NEW YORK — A fossil from Ethiopia is letting scientists look millions of years into our evolutionary history — and they see a face peering back.
The find, from 3.8 million years ago, reveals the face for a presumed ancestor of the species famously represented by Lucy, the celebrated Ethiopian partial skeleton found in 1974.
This ancestral species is the oldest known member of Australopithecus, a grouping of creatures that preceded our own branch of the family tree, called Homo.
Scientists have long known that this species — A. anamensis — existed, and previous fossils of it extend back to 4.2 million years ago. But the discovered facial remains were limited to jaws and teeth. The newly reported fossil includes much of the skull and face.
It was described Wednesday in the journal Nature by Yohannes Haile-Selassie of the Cleveland Museum of Natural History and co-authors.
The face apparently came from a male. Its middle and lower parts jut forward, while Lucy’s species shows a flatter mid-face, a step toward humans’ flat faces. The fossil also shows the beginning of the massive and robust faces found in Australopithecus, built to withstand strains from chewing tough food, researchers said.
The fossil was found in 2016, in what was once sand deposited in a river delta on the shore of lake. At the time the creature lived, the area was largely dry shrubland with some trees. Other work has shown A. anamensis evidently walked upright, but there’s no evidence that it flaked stone to make tools, said study co-author Stephane Melillo of the Max Planck Institute for Evolutionary Anthropology in Leipzig, Germany.
Experts unconnected to the new study praised the work. Eric Delson of Lehman College in New York called the fossil “beautiful” and said the researchers did an impressive job of reconstructing it digitally to help determine its place in the evolutionary tree.
With a face for A. anamensis, said Zeray Alemseged of the University of Chicago, “now we know how they looked and how they differed from the Lucy species.”
William Kimbel, who directs the Institute of Human Origins at Arizona State University, said the discovery helps fill a critical gap in information on the earliest evolution of the Australopithecus group.
The study’s authors said the finding indicates A. anamensis hung around for at least 100,000 years after producing Lucy’s species, A. afarensis. That contradicts the widely accepted idea that there was no such overlap, they wrote.

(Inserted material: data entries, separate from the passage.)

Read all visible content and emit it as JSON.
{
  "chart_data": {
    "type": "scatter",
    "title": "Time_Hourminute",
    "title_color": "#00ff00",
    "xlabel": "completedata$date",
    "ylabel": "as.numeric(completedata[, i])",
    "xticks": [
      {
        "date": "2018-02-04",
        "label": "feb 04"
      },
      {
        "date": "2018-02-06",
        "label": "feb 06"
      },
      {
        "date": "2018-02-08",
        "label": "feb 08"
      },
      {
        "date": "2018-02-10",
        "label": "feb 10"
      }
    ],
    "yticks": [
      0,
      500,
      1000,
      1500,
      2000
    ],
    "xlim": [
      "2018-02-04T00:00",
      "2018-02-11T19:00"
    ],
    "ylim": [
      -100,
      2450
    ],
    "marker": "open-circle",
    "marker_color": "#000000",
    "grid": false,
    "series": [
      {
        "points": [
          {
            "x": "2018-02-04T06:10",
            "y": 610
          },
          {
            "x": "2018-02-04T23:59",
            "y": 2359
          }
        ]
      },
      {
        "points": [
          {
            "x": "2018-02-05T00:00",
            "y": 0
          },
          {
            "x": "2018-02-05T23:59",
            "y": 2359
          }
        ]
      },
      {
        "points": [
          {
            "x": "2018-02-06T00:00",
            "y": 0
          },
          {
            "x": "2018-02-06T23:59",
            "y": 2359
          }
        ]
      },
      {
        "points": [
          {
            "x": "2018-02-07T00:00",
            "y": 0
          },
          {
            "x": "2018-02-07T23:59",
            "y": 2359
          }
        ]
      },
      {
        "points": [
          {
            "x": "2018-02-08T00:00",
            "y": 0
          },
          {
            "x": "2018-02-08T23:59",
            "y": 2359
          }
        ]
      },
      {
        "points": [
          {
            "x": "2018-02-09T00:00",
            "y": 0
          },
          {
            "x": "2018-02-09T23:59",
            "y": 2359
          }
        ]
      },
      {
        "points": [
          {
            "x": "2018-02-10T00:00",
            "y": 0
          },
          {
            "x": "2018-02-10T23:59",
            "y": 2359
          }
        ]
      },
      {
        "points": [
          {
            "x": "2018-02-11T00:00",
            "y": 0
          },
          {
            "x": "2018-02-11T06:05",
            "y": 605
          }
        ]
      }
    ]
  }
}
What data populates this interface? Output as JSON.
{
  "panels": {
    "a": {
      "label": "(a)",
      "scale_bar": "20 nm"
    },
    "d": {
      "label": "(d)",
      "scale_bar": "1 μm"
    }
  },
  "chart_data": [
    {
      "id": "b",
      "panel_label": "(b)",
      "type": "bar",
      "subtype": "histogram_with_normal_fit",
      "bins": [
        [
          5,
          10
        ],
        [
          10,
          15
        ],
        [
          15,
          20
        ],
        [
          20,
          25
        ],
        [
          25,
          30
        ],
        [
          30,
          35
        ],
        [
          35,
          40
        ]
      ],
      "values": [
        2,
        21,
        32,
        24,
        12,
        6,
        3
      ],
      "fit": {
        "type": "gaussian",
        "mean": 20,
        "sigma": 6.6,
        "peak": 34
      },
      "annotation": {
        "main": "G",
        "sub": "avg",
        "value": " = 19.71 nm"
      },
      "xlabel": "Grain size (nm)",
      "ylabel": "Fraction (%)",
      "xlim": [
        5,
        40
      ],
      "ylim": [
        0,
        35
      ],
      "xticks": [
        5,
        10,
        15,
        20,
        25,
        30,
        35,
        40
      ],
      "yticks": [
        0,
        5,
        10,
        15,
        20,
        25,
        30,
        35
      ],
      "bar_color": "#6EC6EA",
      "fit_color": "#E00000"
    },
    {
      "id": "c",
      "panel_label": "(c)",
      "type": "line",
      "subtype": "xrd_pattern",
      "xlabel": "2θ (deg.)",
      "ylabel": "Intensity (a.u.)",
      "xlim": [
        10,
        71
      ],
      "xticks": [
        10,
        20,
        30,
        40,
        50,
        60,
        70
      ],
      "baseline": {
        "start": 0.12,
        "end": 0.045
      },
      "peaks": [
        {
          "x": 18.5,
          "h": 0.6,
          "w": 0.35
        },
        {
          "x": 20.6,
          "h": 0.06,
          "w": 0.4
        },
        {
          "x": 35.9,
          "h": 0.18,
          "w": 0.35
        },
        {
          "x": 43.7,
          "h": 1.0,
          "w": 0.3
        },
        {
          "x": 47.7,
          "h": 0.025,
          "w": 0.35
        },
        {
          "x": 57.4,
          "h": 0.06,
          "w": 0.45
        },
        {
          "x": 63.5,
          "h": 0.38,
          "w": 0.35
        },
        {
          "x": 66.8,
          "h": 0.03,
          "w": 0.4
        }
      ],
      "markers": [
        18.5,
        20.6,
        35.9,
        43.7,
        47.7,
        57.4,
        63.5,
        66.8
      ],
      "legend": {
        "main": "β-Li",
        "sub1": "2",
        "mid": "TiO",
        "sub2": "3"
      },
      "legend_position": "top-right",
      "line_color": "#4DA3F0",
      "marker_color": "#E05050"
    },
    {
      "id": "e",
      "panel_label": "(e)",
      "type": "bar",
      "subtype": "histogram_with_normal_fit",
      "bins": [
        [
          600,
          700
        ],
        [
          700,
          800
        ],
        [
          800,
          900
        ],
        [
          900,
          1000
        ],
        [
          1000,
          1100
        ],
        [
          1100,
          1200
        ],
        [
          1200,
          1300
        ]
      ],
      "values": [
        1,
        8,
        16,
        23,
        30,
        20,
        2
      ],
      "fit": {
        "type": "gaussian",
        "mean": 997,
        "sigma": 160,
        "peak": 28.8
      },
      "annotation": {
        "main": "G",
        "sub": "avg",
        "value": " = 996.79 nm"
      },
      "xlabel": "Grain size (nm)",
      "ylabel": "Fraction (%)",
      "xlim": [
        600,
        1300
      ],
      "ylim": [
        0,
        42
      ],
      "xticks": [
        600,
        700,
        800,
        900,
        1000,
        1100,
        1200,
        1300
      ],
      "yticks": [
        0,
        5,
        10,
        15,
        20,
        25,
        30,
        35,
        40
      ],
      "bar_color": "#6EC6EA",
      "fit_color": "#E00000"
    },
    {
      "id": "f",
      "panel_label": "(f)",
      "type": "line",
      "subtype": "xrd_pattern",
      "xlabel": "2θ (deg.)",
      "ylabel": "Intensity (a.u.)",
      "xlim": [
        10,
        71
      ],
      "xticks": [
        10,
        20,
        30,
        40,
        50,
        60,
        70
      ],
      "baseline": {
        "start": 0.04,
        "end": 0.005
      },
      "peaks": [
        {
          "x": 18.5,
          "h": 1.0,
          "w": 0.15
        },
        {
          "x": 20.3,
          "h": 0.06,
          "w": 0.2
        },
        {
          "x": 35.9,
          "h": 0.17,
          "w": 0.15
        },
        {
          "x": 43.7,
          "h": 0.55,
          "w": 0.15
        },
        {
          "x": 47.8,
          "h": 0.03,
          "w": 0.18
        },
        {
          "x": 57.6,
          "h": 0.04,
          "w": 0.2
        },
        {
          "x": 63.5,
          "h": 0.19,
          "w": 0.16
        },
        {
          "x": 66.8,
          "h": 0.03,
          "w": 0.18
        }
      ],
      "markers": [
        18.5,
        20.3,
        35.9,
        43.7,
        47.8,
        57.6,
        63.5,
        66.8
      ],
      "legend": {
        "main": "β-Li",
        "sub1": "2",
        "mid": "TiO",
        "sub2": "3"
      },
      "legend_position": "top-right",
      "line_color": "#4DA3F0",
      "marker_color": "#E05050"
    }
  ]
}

Scientists care about overlap because its presence or absence can indicate the process by which one species gave rise to another. The paper’s argument for overlap rests on its conclusion that a forehead bone previously found in Ethiopia belongs to Lucy’s species.
But several experts, including Kimbel, were not convinced that conclusion is correct. So the question of just how Lucy’s species arose from the older one remains open, Kimbel said in an email.